Görünüşe göre iblisler bile Quinn’in bir şekilde kontrol edebileceği bir enerji gibi bir yaşam gücüne sahipti. Bu gücü kullanarak acıyı yatıştırmayı başardı.
“Bunu yapmaya devam edebilirim ya da daha önce sorduğum soruyu cevaplayabilirsin.” dedi Quinn.
“Ben sadece düşük rütbeli bir generalim.” dedi Lexor. “İblis krallar hakkında neredeyse hiçbir şey bilmiyorum çünkü onlar asla diğerinin işlerine karışmazlar ve Immortui sadece hayali bir figür de olabilir, sadece hepimizin bildiği ve arada bir ondan yıkım gördüğü bir isim!”
Quinn kan şokunu tekrar kullanmaya hazırlanıyordu, belki de Lexor emin olması gereken doğruyu söylüyormuş gibi görünüyordu ve ondan alabileceği her şeyi alması gerekiyordu. Bunu gören Lexor hemen konuşmaya başladı.
“Bir güç biliyorum… hem Immortui’nin hem de Demon Kings’in paylaştığı bir güç.” Lexor açıkladı. “Etrafımızda, havada olan doğal enerji, ölülerin enerjisi. Evrenimiz bazen ölüler ülkesi olarak adlandırılır, ancak bu tam olarak doğru değildir.
“Ölülerin dünyası çok gerçek bir yer, ama burası o değil. Ancak, bu dünya her zaman ölülerle yakından bağlantılı olmuştur.

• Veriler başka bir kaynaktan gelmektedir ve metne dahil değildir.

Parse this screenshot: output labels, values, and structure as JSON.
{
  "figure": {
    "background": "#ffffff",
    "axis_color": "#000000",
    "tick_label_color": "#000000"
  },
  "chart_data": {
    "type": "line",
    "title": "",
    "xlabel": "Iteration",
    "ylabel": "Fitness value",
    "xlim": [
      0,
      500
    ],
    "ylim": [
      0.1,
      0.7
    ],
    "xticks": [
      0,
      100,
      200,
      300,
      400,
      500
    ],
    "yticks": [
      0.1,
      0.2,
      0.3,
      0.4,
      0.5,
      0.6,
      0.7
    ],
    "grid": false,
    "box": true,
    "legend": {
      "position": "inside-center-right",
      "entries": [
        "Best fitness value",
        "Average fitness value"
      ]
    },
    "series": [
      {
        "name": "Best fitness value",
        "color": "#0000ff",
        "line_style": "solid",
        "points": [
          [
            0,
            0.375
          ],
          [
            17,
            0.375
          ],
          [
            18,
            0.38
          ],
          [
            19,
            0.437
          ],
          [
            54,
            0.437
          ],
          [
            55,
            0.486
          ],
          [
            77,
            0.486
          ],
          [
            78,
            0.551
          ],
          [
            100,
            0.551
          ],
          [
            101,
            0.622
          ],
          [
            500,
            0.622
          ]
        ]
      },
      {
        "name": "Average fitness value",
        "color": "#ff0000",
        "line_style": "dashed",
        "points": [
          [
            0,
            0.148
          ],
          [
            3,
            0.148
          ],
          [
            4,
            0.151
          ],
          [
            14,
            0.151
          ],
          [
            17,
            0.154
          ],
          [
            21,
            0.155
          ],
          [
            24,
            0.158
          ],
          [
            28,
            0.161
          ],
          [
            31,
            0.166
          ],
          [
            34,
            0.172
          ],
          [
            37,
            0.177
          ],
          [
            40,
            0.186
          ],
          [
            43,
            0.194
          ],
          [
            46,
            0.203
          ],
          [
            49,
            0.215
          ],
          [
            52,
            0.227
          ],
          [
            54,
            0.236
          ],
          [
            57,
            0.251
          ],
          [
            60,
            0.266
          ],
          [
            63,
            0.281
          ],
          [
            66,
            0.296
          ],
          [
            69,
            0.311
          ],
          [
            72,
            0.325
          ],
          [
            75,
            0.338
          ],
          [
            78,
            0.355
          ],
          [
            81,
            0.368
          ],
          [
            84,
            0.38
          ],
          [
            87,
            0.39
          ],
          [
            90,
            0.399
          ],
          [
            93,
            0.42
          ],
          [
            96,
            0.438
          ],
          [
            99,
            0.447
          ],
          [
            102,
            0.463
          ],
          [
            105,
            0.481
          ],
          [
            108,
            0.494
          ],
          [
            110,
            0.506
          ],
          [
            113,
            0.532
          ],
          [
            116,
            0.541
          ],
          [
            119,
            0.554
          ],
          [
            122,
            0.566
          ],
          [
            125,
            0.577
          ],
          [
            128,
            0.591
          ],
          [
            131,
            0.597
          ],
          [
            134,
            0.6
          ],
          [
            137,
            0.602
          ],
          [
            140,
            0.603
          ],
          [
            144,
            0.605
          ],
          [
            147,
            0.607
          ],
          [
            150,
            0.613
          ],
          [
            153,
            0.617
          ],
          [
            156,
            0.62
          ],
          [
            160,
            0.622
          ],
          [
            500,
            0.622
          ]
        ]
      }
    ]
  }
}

Varlıklar her yerden öldüklerinde, daha çok farklı bir enerji formuna dönüşürler ve ölüler diyarında olan budur.
“Bu evren, nedense, her zaman içinde enerji hızına sahip olmuştur, ölüler diyarından gelen enerji. Bu, gördüğünüz gezegenleri ve etrafındaki uzayı kaplayan kırmızı sistir. Bu enerji, yaşayanlar için tasarlanmamıştır ve onlar üzerinde bir tür etkiye sahip gibi görünmektedir.
“Belki de sakinleri daha önce, biz gelmeden önce oldukları gibi yapan şeyin enerji olduğuna dair bir teori var. Ne olursa olsun, etrafındaki enerji doğal olarak kişinin vücuduna emilir, güçte hafif bir artış sağlar, ancak onu kontrol edemeyiz.
Ancak, iblis krallar ve Immortuiler için, bu dünyadaki enerjiyi özgürce kontrol edebilirler ve onları bu kadar güçlü yapan da budur.”
Quinn etraflarındaki enerjinin farklı olduğunu biliyordu, kan aurası gibi değildi, ama bunun bu tür bir enerji olduğunu öğrenmek. Immortui, ölümle yakından bağlantılı bir tanrıydı ve bunun kendisiyle ilgili bir şey olup olmadığını ya da belirttikleri gibi daha önce meydana gelen bir şey olup olmadığını merak etti.
Quinn etrafındaki enerjiye baktığında, onun tepki verdiğini görebiliyordu.